A Young Man in Search of Love – Isaac Bashevis Singer (Yiddish)
Singer describes this book, which was published when he was seventy years old, as part of a “spiritual autobiography.” It’s slim in every way except ideas. But the ideas aren’t anything new; the young men in Shosha and The Family Moskat went over the same ground, though their contemplation of life and God and politics was embedded in novels with many characters and events. Nothing much happens to Singer, who comes across as passive and controlled. He’s in a search, but it’s for a meaning to his existence and a place in the world; the book is filled with philosophical musings. He has a strong need for sex, but his relationships with women are marked not by love but by dissension. The most interesting character is Gina, a landlady/mistress more than twice his age, who makes the decision to withdraw not only from Singer but from the battle of life. Only she takes on a dimension that I found touching. Nothing else stirred me, including Singer’s misery; by delving at length into his troubled state of mind he defuses its impact. Singer’s major work came out in the fifties and sixties; this book reflects a compulsion to continue writing, even though he had nothing much to say. He was awarded the Nobel Prize in 1978, the same year Young Man was published, and Doubleday gave it the deluxe treatment: over-sized volume, thick paper, and drawings by Raphael Soyer. These spidery, washed out drawings succeed in capturing the characters – and the mood of Warsaw between the world wars – better than the author’s words.

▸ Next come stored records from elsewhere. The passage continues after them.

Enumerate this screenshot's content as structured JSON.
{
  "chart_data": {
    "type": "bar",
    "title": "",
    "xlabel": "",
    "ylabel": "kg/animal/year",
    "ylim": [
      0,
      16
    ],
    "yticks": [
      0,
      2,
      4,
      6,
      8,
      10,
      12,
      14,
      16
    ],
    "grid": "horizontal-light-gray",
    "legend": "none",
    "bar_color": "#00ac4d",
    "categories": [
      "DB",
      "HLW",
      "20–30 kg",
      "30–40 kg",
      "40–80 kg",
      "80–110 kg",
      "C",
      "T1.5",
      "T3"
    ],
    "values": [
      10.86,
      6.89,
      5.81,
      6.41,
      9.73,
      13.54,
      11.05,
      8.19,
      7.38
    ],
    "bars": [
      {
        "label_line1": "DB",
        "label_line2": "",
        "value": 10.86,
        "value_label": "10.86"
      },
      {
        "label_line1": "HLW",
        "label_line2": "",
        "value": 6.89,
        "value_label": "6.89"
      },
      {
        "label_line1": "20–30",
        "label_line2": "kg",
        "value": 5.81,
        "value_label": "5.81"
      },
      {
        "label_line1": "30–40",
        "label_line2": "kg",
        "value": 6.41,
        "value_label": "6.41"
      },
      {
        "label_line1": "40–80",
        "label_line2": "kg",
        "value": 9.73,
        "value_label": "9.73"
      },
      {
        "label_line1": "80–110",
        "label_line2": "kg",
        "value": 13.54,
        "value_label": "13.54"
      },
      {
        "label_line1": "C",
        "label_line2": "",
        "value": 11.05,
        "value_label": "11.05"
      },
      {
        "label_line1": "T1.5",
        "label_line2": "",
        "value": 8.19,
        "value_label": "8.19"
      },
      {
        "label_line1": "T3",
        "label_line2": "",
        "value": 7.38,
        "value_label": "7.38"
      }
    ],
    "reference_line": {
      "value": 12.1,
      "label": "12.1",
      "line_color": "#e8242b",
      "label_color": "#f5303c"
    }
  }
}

Mrs. Starr Lives Alone - Jon Godden
At last, a writer who’s able to create convincing characters and place them in a plot that’s absorbing from beginning to end. This isn’t a great book, but it provided me with a pleasurable reading experience. Meg Starr, recently widowed, discovers that someone is living in the loft of her house. It turns out to be Chris, a sixteen year old runaway. Meg allows the girl to stay with her. She does it out of compassion, though her loneliness plays a role. She’s also foolishly naive. She remains blind to – or makes excuses for – Chris’s lies and manipulation. She’ll learn, abruptly and forcefully, that she’s made a major mistake: the girl is a dangerous case. Since this is a suspense thriller, I won’t go into the plot. Suffice to say that Meg becomes a captive in her house. As all good suspense thrillers must be, this is a character study of three people (Chris wasn’t alone in the loft; her boyfriend Roy later emerges). Chris is the most compelling of the three – her steely determination is chilling. Godden moves things along nicely – her prose is straightforward and she writes with intelligence. Nothing occurs that’s illogical. Meg uses her only resource – her brain – to try to figure a way out of the trap she’s in. But even there she’s limited; Chris has covered all the bases (or almost all). I never bonded with Meg, though I believed in her. She’s a woman who’s led a sheltered life and who has never learned the value of suspicion. The same can’t be said of Godden. She was sixty when the book was published, and it reflects a fear of disaffected, amoral youth.

1 comment:

Anonymous said...

I am in the middle of As We Are Now, by Sarton, and although it is a novel, it is written as the journal of an elderly woman sent to a nursing home by her brother, her only living family, because she has no other place to live and did not get along with his wife in the short term she lived with them. Perhaps because she has experienced many of the same thoughts as the woman writing the journal in the novel it comes across as very authentic. I have read other books by Sarton, and have liked them, but cannot remember the titles at the moment. I think they were nonfiction. From your description of this book, I may be tempted to give this book as shot, more out of curiosity, just to see how it compares to others I have read.